Don’t Turn Your Head!
A 67-year-old healthy man presented for evaluation of vertigo. The patient had had intermittent vertiginous symptoms and near syncope with extreme head turning for 1 year. Previous workup included a carotid ultrasound that revealed <29% bilateral stenosis. Transcranial Doppler revealed low flow in the left vertebral artery with high velocities in the right vertebral artery; however, there was no evidence of velocity shift in the basilar artery with head turning. The patient continued to have debilitating symptoms despite conservative therapy for cervicogenic vertigo. Cerebral angiogram with head turning to the left demonstrated a normal right vertebral artery with occlusive compression at the level of the first cervical vertebral process as the artery passed through the posterior atlantooccipital membrane (Movie I of the online-only Data Supplement and the Figure). The left vertebral artery was noted to be hypoplastic with compensatory flow from the right vertebral artery. Vertebral artery stenting was not performed because of vessel tortuosity and the uncertainty of long-term outcomes in this setting. The patient was referred for spine surgery but elected to have conservative treatment.

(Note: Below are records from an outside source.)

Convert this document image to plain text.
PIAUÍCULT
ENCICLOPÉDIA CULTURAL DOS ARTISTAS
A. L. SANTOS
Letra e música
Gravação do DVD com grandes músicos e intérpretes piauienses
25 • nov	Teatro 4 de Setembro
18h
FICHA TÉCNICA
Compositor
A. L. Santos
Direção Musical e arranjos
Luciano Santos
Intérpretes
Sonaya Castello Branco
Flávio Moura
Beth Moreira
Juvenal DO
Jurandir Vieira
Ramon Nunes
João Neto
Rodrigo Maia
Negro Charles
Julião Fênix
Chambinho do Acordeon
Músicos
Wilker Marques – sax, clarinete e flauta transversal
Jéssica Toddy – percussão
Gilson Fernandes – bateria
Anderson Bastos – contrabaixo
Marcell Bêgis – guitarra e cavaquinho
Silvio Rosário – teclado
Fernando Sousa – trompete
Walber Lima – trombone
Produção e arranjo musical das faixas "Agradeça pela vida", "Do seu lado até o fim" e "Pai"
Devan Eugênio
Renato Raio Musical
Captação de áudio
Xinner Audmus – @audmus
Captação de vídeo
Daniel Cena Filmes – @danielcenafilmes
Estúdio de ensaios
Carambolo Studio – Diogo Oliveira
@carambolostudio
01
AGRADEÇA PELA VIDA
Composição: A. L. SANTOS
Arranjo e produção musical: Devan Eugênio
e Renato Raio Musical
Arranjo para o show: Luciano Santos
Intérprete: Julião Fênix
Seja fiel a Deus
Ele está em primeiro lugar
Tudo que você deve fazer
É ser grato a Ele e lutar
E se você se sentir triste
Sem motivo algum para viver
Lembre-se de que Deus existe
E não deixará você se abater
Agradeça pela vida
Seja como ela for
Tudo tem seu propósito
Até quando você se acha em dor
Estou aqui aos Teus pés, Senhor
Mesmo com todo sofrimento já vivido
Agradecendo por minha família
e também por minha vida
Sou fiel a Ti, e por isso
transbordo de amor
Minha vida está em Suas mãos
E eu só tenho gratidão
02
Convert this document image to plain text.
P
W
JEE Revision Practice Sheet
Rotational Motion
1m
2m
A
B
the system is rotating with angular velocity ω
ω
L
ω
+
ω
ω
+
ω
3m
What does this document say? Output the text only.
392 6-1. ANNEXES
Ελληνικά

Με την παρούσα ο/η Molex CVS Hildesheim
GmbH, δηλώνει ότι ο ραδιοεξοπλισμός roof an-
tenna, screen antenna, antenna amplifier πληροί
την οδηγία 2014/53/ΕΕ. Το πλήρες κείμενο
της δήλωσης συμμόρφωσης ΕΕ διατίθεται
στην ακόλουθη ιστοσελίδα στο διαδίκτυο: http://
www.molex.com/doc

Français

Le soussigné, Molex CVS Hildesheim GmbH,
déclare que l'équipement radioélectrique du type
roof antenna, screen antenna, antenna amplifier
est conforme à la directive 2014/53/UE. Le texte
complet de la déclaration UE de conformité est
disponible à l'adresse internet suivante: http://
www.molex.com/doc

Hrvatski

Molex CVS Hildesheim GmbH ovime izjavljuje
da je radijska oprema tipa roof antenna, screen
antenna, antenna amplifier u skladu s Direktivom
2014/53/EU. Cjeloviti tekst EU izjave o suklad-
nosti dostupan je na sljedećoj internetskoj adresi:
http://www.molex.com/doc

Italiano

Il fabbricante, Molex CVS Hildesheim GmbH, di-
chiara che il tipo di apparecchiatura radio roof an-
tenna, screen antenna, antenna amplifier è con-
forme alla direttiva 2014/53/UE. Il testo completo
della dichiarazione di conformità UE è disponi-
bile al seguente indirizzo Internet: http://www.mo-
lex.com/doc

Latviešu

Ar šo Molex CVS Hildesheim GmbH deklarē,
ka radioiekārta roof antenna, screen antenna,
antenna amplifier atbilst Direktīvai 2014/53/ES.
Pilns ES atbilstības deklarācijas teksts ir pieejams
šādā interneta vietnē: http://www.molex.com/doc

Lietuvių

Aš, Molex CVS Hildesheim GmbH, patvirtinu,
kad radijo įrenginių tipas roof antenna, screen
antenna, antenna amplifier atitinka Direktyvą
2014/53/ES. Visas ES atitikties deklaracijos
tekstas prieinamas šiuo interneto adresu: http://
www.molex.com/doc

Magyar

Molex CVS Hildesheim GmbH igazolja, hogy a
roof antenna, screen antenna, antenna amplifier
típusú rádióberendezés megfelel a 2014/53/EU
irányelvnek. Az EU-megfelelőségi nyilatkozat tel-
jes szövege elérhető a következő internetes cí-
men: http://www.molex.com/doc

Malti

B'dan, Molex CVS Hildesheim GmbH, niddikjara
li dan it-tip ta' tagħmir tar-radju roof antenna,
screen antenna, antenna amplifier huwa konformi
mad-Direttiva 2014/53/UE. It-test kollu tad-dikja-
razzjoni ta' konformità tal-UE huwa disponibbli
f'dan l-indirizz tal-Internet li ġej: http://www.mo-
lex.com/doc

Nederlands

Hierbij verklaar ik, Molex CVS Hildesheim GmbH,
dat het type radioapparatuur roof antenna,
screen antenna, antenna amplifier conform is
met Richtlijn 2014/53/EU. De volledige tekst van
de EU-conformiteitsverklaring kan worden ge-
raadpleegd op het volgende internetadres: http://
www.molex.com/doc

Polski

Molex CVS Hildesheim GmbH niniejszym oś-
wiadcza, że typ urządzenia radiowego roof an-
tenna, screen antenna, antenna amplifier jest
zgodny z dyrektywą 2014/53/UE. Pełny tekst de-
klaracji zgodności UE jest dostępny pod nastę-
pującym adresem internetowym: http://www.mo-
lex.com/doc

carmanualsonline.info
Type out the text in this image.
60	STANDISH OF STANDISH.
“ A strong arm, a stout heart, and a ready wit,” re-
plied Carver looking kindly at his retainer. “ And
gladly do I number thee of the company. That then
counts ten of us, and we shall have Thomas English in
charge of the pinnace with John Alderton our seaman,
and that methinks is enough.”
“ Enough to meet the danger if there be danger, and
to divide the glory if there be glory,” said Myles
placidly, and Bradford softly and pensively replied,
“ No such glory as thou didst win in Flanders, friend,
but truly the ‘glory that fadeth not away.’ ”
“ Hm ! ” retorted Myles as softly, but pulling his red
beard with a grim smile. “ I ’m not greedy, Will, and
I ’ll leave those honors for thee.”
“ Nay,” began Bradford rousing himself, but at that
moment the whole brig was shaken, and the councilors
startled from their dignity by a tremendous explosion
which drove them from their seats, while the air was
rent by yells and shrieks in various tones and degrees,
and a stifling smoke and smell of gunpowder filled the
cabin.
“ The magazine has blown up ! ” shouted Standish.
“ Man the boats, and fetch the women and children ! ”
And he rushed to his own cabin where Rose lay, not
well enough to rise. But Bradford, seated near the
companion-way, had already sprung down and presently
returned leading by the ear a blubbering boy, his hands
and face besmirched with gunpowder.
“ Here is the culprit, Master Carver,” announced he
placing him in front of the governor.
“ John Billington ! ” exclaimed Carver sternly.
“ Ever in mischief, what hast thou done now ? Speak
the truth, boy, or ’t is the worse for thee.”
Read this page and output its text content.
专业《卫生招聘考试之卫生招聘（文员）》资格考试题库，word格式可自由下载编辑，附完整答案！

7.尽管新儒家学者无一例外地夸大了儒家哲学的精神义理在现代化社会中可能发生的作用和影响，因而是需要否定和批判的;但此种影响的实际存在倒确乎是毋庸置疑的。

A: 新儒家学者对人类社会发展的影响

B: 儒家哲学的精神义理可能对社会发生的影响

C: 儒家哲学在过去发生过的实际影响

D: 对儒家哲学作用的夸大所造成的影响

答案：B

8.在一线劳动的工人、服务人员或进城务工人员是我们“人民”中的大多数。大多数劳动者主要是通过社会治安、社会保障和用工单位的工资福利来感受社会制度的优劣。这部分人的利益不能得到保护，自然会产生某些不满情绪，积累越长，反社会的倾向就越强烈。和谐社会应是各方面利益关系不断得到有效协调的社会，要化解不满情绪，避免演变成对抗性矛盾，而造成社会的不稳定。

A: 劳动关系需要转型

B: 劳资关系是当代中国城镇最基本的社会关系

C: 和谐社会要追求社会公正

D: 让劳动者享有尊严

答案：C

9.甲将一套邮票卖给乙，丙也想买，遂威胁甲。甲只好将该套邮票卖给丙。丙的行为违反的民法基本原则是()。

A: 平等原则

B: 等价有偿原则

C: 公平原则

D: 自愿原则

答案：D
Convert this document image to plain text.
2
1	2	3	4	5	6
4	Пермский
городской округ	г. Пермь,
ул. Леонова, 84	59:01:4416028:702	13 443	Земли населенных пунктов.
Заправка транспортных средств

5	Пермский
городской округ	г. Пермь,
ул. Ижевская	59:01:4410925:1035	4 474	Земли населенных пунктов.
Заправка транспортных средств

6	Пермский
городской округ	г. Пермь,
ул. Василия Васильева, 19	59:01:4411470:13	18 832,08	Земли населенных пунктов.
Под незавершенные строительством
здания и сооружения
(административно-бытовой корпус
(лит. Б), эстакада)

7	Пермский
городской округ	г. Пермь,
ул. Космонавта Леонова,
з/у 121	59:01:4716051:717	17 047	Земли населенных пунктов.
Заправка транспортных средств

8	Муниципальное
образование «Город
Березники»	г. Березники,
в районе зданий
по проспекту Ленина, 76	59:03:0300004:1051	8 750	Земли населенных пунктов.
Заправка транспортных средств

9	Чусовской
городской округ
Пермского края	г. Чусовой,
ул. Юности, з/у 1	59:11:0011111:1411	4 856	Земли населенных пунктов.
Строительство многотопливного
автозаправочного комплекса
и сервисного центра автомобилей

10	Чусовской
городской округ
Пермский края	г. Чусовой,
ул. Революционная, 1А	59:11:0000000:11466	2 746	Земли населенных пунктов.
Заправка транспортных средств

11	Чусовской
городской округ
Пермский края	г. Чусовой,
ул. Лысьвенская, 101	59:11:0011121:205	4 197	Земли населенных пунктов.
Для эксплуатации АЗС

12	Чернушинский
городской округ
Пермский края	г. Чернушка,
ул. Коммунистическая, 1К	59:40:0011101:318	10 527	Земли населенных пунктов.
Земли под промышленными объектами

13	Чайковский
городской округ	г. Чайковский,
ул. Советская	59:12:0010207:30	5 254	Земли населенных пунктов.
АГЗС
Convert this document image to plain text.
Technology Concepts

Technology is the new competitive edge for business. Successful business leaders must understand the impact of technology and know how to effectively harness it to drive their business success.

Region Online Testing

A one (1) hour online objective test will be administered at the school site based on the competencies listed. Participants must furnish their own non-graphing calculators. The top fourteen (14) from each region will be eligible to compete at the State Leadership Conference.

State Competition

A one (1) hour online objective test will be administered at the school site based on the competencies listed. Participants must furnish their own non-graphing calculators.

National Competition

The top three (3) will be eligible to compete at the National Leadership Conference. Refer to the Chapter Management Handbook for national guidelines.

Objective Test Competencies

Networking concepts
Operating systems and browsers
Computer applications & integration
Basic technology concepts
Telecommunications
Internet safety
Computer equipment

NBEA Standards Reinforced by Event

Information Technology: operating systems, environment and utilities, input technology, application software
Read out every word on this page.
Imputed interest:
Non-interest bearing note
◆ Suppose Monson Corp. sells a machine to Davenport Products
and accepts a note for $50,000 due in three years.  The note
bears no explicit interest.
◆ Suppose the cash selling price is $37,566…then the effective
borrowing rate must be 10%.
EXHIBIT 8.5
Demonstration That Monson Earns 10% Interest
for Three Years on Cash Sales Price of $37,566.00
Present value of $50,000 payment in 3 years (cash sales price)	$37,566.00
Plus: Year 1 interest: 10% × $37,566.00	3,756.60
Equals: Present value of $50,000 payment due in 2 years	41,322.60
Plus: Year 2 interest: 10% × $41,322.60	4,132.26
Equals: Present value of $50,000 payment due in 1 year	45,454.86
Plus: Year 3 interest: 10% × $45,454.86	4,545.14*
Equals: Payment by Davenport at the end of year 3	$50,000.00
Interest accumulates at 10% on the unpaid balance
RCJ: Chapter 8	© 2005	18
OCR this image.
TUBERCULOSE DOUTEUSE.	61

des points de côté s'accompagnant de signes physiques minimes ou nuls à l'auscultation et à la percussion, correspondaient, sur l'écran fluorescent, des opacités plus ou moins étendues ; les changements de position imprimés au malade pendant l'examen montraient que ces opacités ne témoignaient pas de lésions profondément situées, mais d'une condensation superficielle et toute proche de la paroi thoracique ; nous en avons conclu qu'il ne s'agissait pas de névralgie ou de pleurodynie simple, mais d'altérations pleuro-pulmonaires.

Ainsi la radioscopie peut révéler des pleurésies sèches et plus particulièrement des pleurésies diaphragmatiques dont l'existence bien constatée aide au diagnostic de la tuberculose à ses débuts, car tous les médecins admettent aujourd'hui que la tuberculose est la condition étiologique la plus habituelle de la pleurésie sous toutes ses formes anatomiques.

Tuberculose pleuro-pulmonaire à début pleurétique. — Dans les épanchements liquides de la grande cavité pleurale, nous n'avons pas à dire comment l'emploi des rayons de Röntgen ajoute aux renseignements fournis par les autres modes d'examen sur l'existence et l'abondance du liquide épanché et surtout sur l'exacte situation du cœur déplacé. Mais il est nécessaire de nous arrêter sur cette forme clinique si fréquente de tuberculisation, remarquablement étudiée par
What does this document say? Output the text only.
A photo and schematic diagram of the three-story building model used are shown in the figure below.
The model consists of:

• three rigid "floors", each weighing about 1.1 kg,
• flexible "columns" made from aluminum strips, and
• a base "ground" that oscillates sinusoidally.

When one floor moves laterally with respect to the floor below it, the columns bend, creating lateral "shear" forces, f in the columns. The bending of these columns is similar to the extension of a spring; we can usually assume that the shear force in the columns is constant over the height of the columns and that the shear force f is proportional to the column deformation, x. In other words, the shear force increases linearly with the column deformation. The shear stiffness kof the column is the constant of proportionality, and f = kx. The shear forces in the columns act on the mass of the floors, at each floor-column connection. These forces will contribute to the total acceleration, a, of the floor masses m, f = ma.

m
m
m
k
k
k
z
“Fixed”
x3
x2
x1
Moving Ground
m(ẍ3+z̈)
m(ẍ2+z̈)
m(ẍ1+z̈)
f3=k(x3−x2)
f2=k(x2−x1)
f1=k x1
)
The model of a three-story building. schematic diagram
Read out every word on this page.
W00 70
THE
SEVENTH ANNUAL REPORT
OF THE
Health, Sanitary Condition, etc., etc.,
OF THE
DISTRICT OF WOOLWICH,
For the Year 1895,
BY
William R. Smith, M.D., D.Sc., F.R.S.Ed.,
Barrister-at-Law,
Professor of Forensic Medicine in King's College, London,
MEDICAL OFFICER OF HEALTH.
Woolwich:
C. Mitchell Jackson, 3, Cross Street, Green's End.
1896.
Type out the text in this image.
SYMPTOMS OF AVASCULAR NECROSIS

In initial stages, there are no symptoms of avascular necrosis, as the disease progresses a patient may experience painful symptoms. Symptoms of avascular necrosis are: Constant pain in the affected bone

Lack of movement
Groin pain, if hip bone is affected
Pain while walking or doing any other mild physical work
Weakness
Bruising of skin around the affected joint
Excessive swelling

This rare entity is classically known has bow hunter stroke or syndrome and is infrequently the cause of a common condition (syncope) faced by the cardiologist. Bow hunter stroke was originally described in 1978 by Sorenson,1 who described a patient with hemiparesis and contralateral sensory deficits during archery practice. Several mechanisms have been postulated over the past 30 years, including vertebral artery impingement from tumors, trauma, osteophyte formation, infectious processes, and fibrous bands.2,3 Fibrous bands seem to have emerged as the true cause. Previous studies have demonstrated that fibrous bands or ligaments anchor the vertebral artery typically at the C1 to C2 (atlantoaxial) level or at C6 so that cervical rotation produces occlusion of the affected vertebral artery.3 The vast majority of patients with a compromised vertebral artery never become symptomatic because of flow from the contralateral vertebral artery or the anterior cerebral circulation.
The mainstay of treatment is surgery, either posterior decompression/resection of the fibrous tissue or cervical spine fusion. Spinal fusion is universally curative; however, it comes at the cost of limited cervical spine rotation.4 Posterior decompression was performed successfully in ≈67% of patients in 1 series, with the remaining patients requiring cervical spine fusion.4 This case illustrates that selective angiography may be required for evaluation of significant neurological symptoms when noninvasive imaging is nondiagnostic. Now that angiography is available in many surgical suites, a reasonable approach would be attempted decompression followed by dynamic intraoperative angiography. If decompression proves unsuccessful, then proceeding to cervical fusion will likely eliminate the need for reoperation. For patients who elect not to have surgery, the adage “don’t turn your head” is truly one to live by.